Preservation is brimming with emotion and honesty. The EP arrives April 14 via Front Porch Records.
Matt Carter
When Brookside Mall released their debut EP, 2016’s Young Champion, the band had just grown from the founding duo of Brendan MaGee (vocals/keys) and Josh Steeves (drums) to a trio with the addition of bassist Dylan Ward. The EP marked a big step forward for the band – which up until that time had only released one track, 2015’s Philadelphia – but as a trio, they hadn’t yet settled into their new boots, so to speak. But that’s all changed now. This month the group returns to bolster their discography with the brand new EP, Preservation (Front Porch Records), a six-track collection of songs self-described as being, “steeped in clouded nostalgia, open wounds and a weighty, permanent what-if”.
Preservation is a testament to how a year’s worth of performing, writing and recording can take a group’s chemistry to new heights. On this EP, the songwriting remains drenched in honest vulnerability with MaGee’s one-of-a-kind, highly-relatable, cry-along choruses backed by the group’s strongest arrangements to date, with all three musicians contributing greater depth to the band’s synth-driven sound.
“Last time around, Dylan joined Brookside Mall just in time to track the bass on Young Champion,” said MaGee, whose lyrical delivery exists somewhere between slam-poet and pop-prophet. “Those songs were fleshed out by Josh and I in our early days of performing, and their composition didn’t alter drastically from how we’d played them prior. Now, Dylan and Josh have coalesced into the perfect spine for the band, and I feel a lot more comfortable in our skin.”

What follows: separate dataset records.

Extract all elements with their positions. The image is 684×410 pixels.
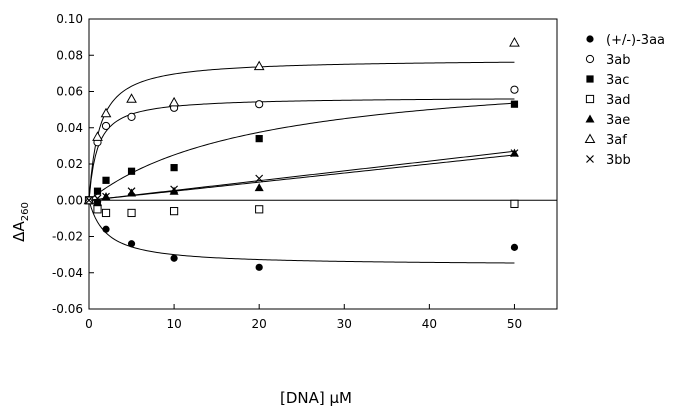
x-tick-label: 30	[337, 317, 352, 331]
y-axis-title-base: ΔA	[10, 221, 28, 242]
legend-label: 3ae	[606, 113, 630, 128]
y-tick-label: 0.08	[56, 48, 83, 62]
fit-curve	[88, 200, 515, 264]
data-point	[169, 207, 179, 216]
data-point	[101, 121, 111, 131]
data-point	[170, 164, 178, 172]
legend-label: 3bb	[606, 153, 631, 168]
data-point	[126, 93, 137, 103]
fit-curve	[88, 154, 515, 201]
data-point	[255, 174, 264, 183]
data-point	[169, 186, 179, 195]
data-point	[102, 176, 110, 184]
data-point	[92, 131, 103, 141]
data-point	[127, 188, 137, 197]
data-point	[93, 187, 102, 195]
y-tick-label: 0.04	[56, 121, 83, 135]
data-point	[101, 208, 111, 218]
data-point	[170, 185, 179, 194]
legend-label: 3ad	[606, 93, 631, 108]
y-axis-title: ΔA260	[10, 202, 31, 242]
legend-marker	[585, 94, 595, 104]
y-axis-title-subscript: 260	[20, 202, 31, 221]
legend: (+/-)-3aa 3ab 3ac 3ad 3ae 3af 3bb	[584, 33, 665, 168]
data-point	[510, 85, 519, 94]
y-tick-label: 0.02	[56, 157, 83, 171]
legend-marker	[586, 155, 594, 163]
legend-marker	[584, 133, 596, 143]
x-tick-label: 20	[252, 317, 267, 331]
data-point	[510, 149, 519, 158]
fit-curve	[88, 102, 515, 201]
x-tick-label: 0	[85, 317, 93, 331]
legend-marker	[585, 54, 595, 64]
data-point	[255, 135, 263, 143]
fit-curve	[88, 98, 515, 201]
data-point	[253, 60, 265, 71]
y-tick-label: 0.06	[56, 85, 83, 99]
data-point	[102, 225, 110, 233]
data-point	[168, 96, 180, 107]
data-point	[93, 194, 102, 203]
legend-label: 3ac	[606, 73, 629, 88]
data-point	[254, 183, 264, 192]
data-point	[510, 199, 519, 208]
data-point	[93, 197, 103, 206]
plot-area: -0.06 -0.04 -0.02 0.00 0.02 0.04 0.06 0.08 0.10 0…	[52, 12, 558, 331]
data-point	[510, 243, 519, 251]
fit-curve	[88, 150, 515, 201]
data-point	[127, 187, 136, 196]
y-tick-label: -0.02	[52, 230, 83, 244]
data-point	[255, 263, 263, 271]
legend-label: 3ab	[606, 53, 631, 68]
y-tick-label: 0.10	[56, 12, 83, 26]
fit-curves	[88, 61, 515, 264]
x-axis-title: [DNA] μM	[280, 389, 352, 407]
legend-marker	[586, 75, 594, 83]
data-markers	[83, 37, 520, 271]
data-point	[127, 112, 136, 121]
data-point	[102, 192, 110, 201]
legend-label: 3af	[606, 133, 627, 148]
x-tick-label: 10	[166, 317, 181, 331]
x-tick-label: 40	[422, 317, 437, 331]
y-tick-label: -0.06	[52, 302, 83, 316]
legend-label: (+/-)-3aa	[606, 33, 665, 48]
fit-curve	[88, 61, 515, 201]
data-point	[85, 196, 93, 205]
x-tick-label: 50	[507, 317, 522, 331]
legend-marker	[586, 35, 594, 43]
data-point	[255, 205, 264, 214]
data-point	[509, 37, 520, 47]
y-tick-label: 0.00	[56, 193, 83, 207]
data-point	[170, 254, 178, 262]
y-tick-label: -0.04	[52, 266, 83, 280]
data-point	[127, 167, 136, 175]
data-point	[100, 107, 112, 118]
data-point	[510, 100, 519, 108]
data-point	[93, 205, 102, 214]
legend-marker	[585, 114, 595, 123]
data-point	[127, 208, 136, 218]
data-point	[255, 100, 264, 109]
data-point	[127, 240, 136, 248]
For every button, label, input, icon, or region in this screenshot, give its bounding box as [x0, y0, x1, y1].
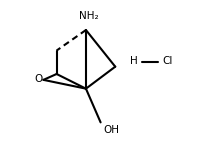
- Text: H: H: [130, 56, 137, 66]
- Text: OH: OH: [104, 125, 119, 135]
- Text: NH₂: NH₂: [79, 11, 99, 21]
- Text: O: O: [34, 74, 43, 84]
- Text: Cl: Cl: [162, 56, 173, 66]
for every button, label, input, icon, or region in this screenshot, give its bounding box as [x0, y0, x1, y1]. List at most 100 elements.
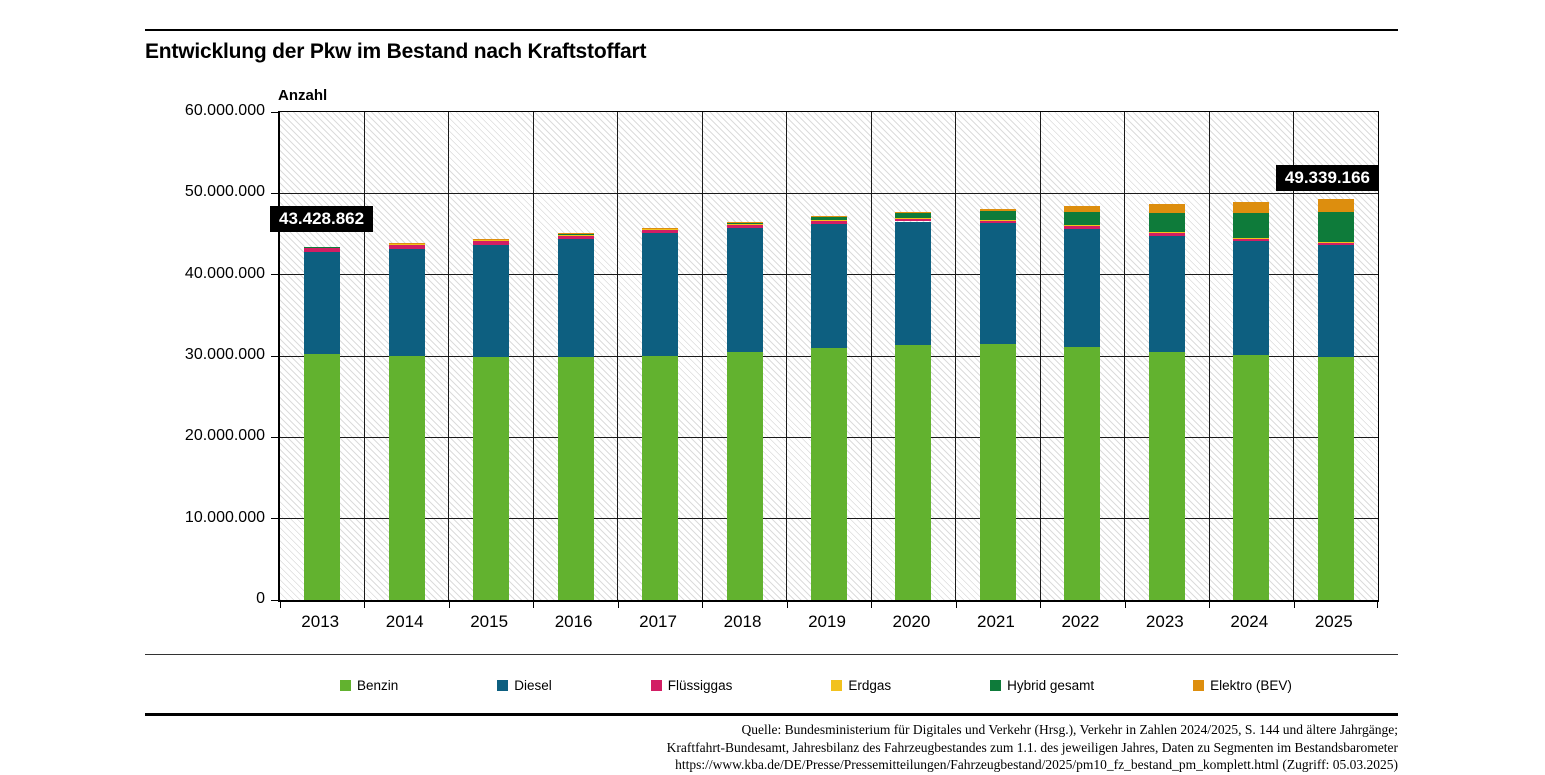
legend-item-label: Erdgas: [848, 678, 892, 693]
bar-segment-erdgas-2013: [304, 247, 341, 249]
gridline-vertical: [870, 112, 872, 600]
legend-swatch-icon: [497, 680, 509, 691]
y-axis-tick-label: 60.000.000: [184, 102, 265, 119]
bar-segment-diesel-2014: [388, 248, 425, 357]
bar-segment-diesel-2023: [1148, 235, 1185, 352]
bar-segment-diesel-2019: [811, 223, 847, 348]
x-axis-tick: [448, 600, 450, 608]
bar-segment-diesel-2024: [1233, 241, 1270, 355]
x-axis-tick: [1040, 600, 1042, 608]
bar-segment-hybrid-gesamt-2013: [304, 246, 341, 248]
y-axis-tick: [271, 274, 278, 276]
bar-segment-elektro-bev--2020: [895, 212, 932, 214]
legend-swatch-icon: [340, 680, 351, 691]
bar-segment-diesel-2022: [1064, 228, 1101, 347]
bar-segment-hybrid-gesamt-2022: [1064, 211, 1101, 226]
source-line: Kraftfahrt-Bundesamt, Jahresbilanz des F…: [666, 739, 1398, 755]
bar-segment-benzin-2018: [726, 352, 763, 600]
source-citation: Quelle: Bundesministerium für Digitales …: [145, 721, 1398, 774]
bar-segment-fl-ssiggas-2014: [388, 244, 425, 249]
bar-segment-erdgas-2021: [979, 219, 1016, 221]
gridline-vertical: [1039, 112, 1041, 600]
y-axis-tick: [271, 192, 278, 194]
x-axis-label-2020: 2020: [892, 612, 931, 631]
gridline-vertical: [1124, 112, 1126, 600]
chart-legend: Benzin Diesel Flüssiggas Erdgas Hybrid gesam…: [340, 678, 1292, 693]
legend-item-hybrid-gesamt: Hybrid gesamt: [990, 678, 1094, 693]
y-axis-tick-label: 0: [256, 590, 265, 607]
y-axis-tick-label: 40.000.000: [184, 264, 265, 282]
bar-segment-elektro-bev--2019: [811, 216, 847, 218]
legend-item-erdgas: Erdgas: [831, 678, 891, 693]
x-axis-label-2017: 2017: [639, 612, 677, 631]
bar-segment-erdgas-2023: [1148, 232, 1185, 233]
bar-segment-erdgas-2014: [388, 243, 425, 245]
bar-segment-hybrid-gesamt-2015: [473, 239, 510, 240]
y-axis-tick: [271, 436, 278, 438]
bar-segment-benzin-2021: [979, 343, 1016, 600]
bar-segment-elektro-bev--2025: [1317, 198, 1354, 213]
bar-segment-hybrid-gesamt-2018: [726, 222, 763, 225]
bar-segment-fl-ssiggas-2025: [1317, 242, 1354, 245]
bar-segment-benzin-2022: [1064, 346, 1101, 600]
gridline-horizontal: [280, 192, 1378, 194]
legend-item-elektro-bev-: Elektro (BEV): [1193, 678, 1292, 693]
bar-segment-benzin-2017: [642, 356, 679, 600]
legend-divider-rule: [145, 654, 1398, 655]
x-axis-tick: [1377, 600, 1378, 608]
x-axis-label-2015: 2015: [470, 612, 509, 631]
gridline-vertical: [1293, 112, 1295, 600]
legend-swatch-icon: [990, 680, 1002, 691]
legend-item-fl-ssiggas: Flüssiggas: [650, 678, 733, 693]
bar-segment-erdgas-2015: [473, 239, 510, 241]
legend-item-label: Benzin: [357, 678, 399, 693]
bar-segment-diesel-2025: [1317, 245, 1354, 357]
gridline-vertical: [955, 112, 957, 600]
bar-segment-benzin-2016: [557, 357, 594, 600]
bar-segment-erdgas-2024: [1233, 238, 1270, 239]
legend-item-label: Flüssiggas: [667, 678, 733, 693]
bar-segment-hybrid-gesamt-2017: [642, 227, 679, 230]
bar-segment-erdgas-2025: [1317, 241, 1354, 243]
footer-divider-rule: [145, 713, 1398, 716]
bar-segment-diesel-2016: [557, 239, 594, 358]
bar-segment-benzin-2024: [1233, 354, 1270, 600]
x-axis-label-2013: 2013: [301, 612, 340, 631]
gridline-vertical: [786, 112, 788, 600]
bar-segment-fl-ssiggas-2021: [979, 220, 1016, 224]
bar-segment-erdgas-2016: [557, 234, 594, 236]
bar-segment-benzin-2015: [473, 357, 510, 600]
bar-segment-erdgas-2017: [642, 229, 679, 230]
x-axis-tick: [702, 600, 704, 608]
y-axis-tick-label: 50.000.000: [184, 183, 265, 201]
bar-segment-benzin-2025: [1317, 356, 1354, 600]
y-axis-tick-label: 10.000.000: [184, 508, 265, 526]
bar-segment-diesel-2013: [304, 251, 341, 354]
y-axis-tick: [271, 355, 278, 357]
bar-segment-hybrid-gesamt-2019: [811, 217, 847, 220]
bar-segment-diesel-2015: [473, 244, 510, 358]
x-axis-label-2014: 2014: [385, 612, 424, 631]
y-axis-tick: [271, 599, 278, 601]
x-axis-tick: [786, 600, 788, 608]
bar-segment-hybrid-gesamt-2016: [557, 233, 594, 235]
bar-segment-fl-ssiggas-2017: [642, 229, 679, 234]
page-title: Entwicklung der Pkw im Bestand nach Kraf…: [145, 40, 647, 63]
gridline-vertical: [363, 112, 365, 600]
x-axis-label-2023: 2023: [1145, 612, 1184, 631]
bar-segment-benzin-2023: [1148, 351, 1185, 600]
x-axis-tick: [1293, 600, 1295, 608]
bar-segment-elektro-bev--2022: [1064, 206, 1101, 212]
x-axis-tick: [1124, 600, 1126, 608]
bar-segment-hybrid-gesamt-2014: [388, 243, 425, 244]
bar-segment-fl-ssiggas-2016: [557, 235, 594, 240]
bar-segment-diesel-2021: [979, 223, 1016, 344]
bar-segment-fl-ssiggas-2015: [473, 240, 510, 245]
bar-segment-benzin-2013: [304, 353, 341, 600]
x-axis-tick: [533, 600, 535, 608]
y-axis-tick: [271, 518, 278, 520]
legend-item-label: Elektro (BEV): [1210, 678, 1292, 693]
gridline-vertical: [448, 112, 450, 600]
gridline-vertical: [532, 112, 534, 600]
top-rule: [145, 29, 1398, 31]
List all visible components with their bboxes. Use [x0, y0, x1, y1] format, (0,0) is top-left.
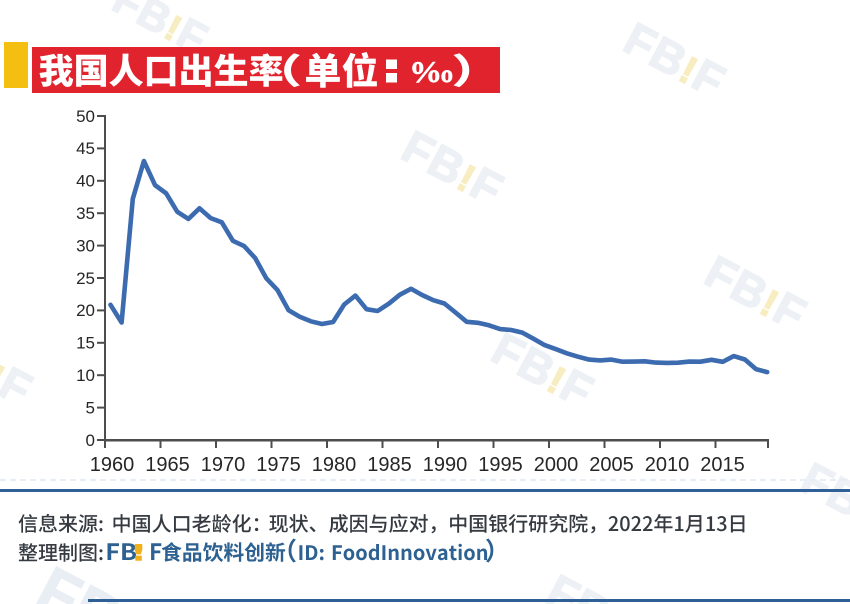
svg-text:2005: 2005	[589, 454, 634, 476]
svg-text:30: 30	[76, 236, 95, 255]
svg-text:1975: 1975	[256, 454, 301, 476]
svg-text:25: 25	[76, 269, 95, 288]
svg-text:1960: 1960	[90, 454, 135, 476]
svg-text:1990: 1990	[423, 454, 468, 476]
svg-text:40: 40	[76, 172, 95, 191]
svg-text:45: 45	[76, 139, 95, 158]
svg-text:1985: 1985	[367, 454, 412, 476]
svg-text:35: 35	[76, 204, 95, 223]
svg-text:20: 20	[76, 301, 95, 320]
svg-text:1980: 1980	[312, 454, 357, 476]
svg-text:2000: 2000	[534, 454, 579, 476]
svg-text:1970: 1970	[201, 454, 246, 476]
svg-text:5: 5	[86, 398, 95, 417]
svg-text:10: 10	[76, 366, 95, 385]
svg-text:2010: 2010	[645, 454, 690, 476]
svg-text:1995: 1995	[478, 454, 523, 476]
svg-text:0: 0	[86, 431, 95, 450]
svg-text:50: 50	[76, 107, 95, 126]
svg-text:1965: 1965	[145, 454, 190, 476]
svg-text:2015: 2015	[700, 454, 745, 476]
svg-text:15: 15	[76, 334, 95, 353]
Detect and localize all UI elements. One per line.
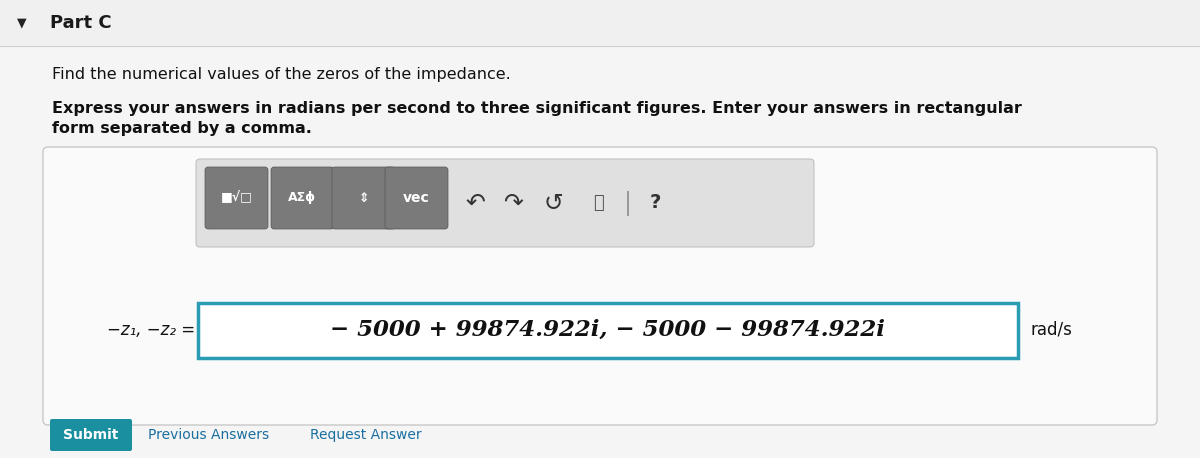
Text: ?: ? (649, 193, 661, 213)
Text: ↶: ↶ (466, 191, 485, 215)
Text: Part C: Part C (50, 14, 112, 32)
Text: 🖮: 🖮 (593, 194, 604, 212)
Text: ↺: ↺ (544, 191, 563, 215)
Text: Previous Answers: Previous Answers (148, 428, 269, 442)
Text: Find the numerical values of the zeros of the impedance.: Find the numerical values of the zeros o… (52, 67, 511, 82)
FancyBboxPatch shape (332, 167, 395, 229)
Text: Express your answers in radians per second to three significant figures. Enter y: Express your answers in radians per seco… (52, 100, 1022, 115)
FancyBboxPatch shape (271, 167, 334, 229)
Text: −z₁, −z₂ =: −z₁, −z₂ = (107, 321, 194, 339)
FancyBboxPatch shape (385, 167, 448, 229)
Text: rad/s: rad/s (1030, 321, 1072, 339)
Text: ■√□: ■√□ (221, 191, 252, 205)
Bar (198, 302, 1018, 358)
Text: Request Answer: Request Answer (310, 428, 421, 442)
Text: |: | (624, 191, 632, 216)
Text: Submit: Submit (64, 428, 119, 442)
Text: AΣϕ: AΣϕ (288, 191, 317, 205)
Text: ⇕: ⇕ (359, 191, 368, 205)
FancyBboxPatch shape (43, 147, 1157, 425)
Text: ▼: ▼ (17, 16, 26, 29)
Text: − 5000 + 99874.922i, − 5000 − 99874.922i: − 5000 + 99874.922i, − 5000 − 99874.922i (330, 319, 886, 341)
FancyBboxPatch shape (50, 419, 132, 451)
Bar (0, 0, 1200, 46)
Text: ↷: ↷ (503, 191, 523, 215)
Text: form separated by a comma.: form separated by a comma. (52, 120, 312, 136)
FancyBboxPatch shape (196, 159, 814, 247)
Text: vec: vec (403, 191, 430, 205)
FancyBboxPatch shape (205, 167, 268, 229)
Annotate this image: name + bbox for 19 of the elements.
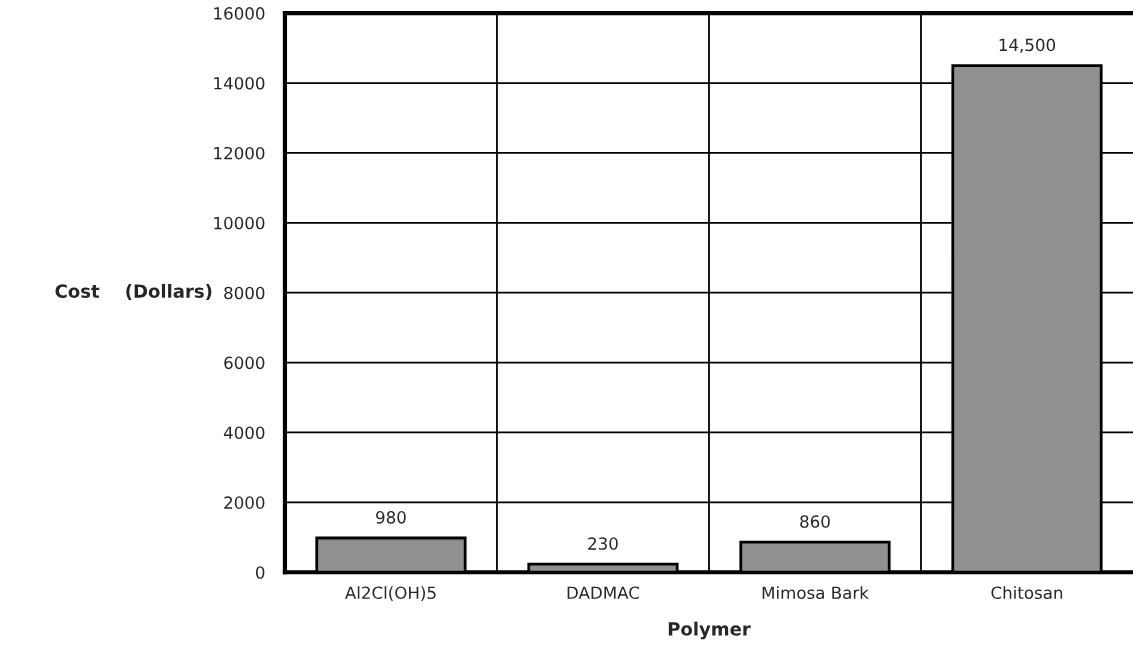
y-tick-label: 2000 — [224, 496, 265, 509]
y-tick-label: 16000 — [214, 7, 265, 20]
x-tick-label: Al2Cl(OH)5 — [345, 586, 436, 601]
y-tick-label: 10000 — [214, 216, 265, 230]
y-tick-label: 0 — [256, 566, 265, 579]
data-label: 980 — [376, 511, 406, 524]
data-label: 230 — [588, 537, 618, 550]
x-tick-label: Mimosa Bark — [762, 586, 869, 600]
x-tick-label: Chitosan — [991, 586, 1063, 600]
y-tick-label: 14000 — [214, 76, 265, 90]
data-label: 14,500 — [999, 38, 1056, 53]
data-label: 860 — [800, 515, 830, 528]
y-tick-label: 6000 — [224, 356, 265, 370]
x-tick-label: DADMAC — [567, 586, 640, 600]
y-tick-label: 4000 — [223, 426, 265, 440]
y-tick-label: 8000 — [224, 286, 265, 300]
x-axis-title: Polymer — [668, 621, 751, 640]
y-tick-label: 12000 — [214, 146, 265, 160]
y-axis-title: Cost (Dollars) — [55, 283, 212, 301]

In short, Preservation finds the group with polished and confident.
“It makes it easier to head in the direction I’ve always wanted to see these songs go in,” said MaGee. “As well, shedding shyness to invite friends who we admire onto these tracks was crucial to their completion. The contributions from Nick Cobham, Jane Blanchard and Cedric Noel, as well as from engineer Chris McLean are so wonderful and fitting for this album. I know we’re grateful to all of them.”
From the first notes of the EP’s opening track Eternal Summer, through to the closing anthem of Garden, MaGee and Ward take turns carrying each song’s melody forward, confident in the dynamic they’ve created. Together with Steeves, they’ve raised the hometown bar for pop hooks and catchy melodies that exist ever so slightly off-centre, right where you want them.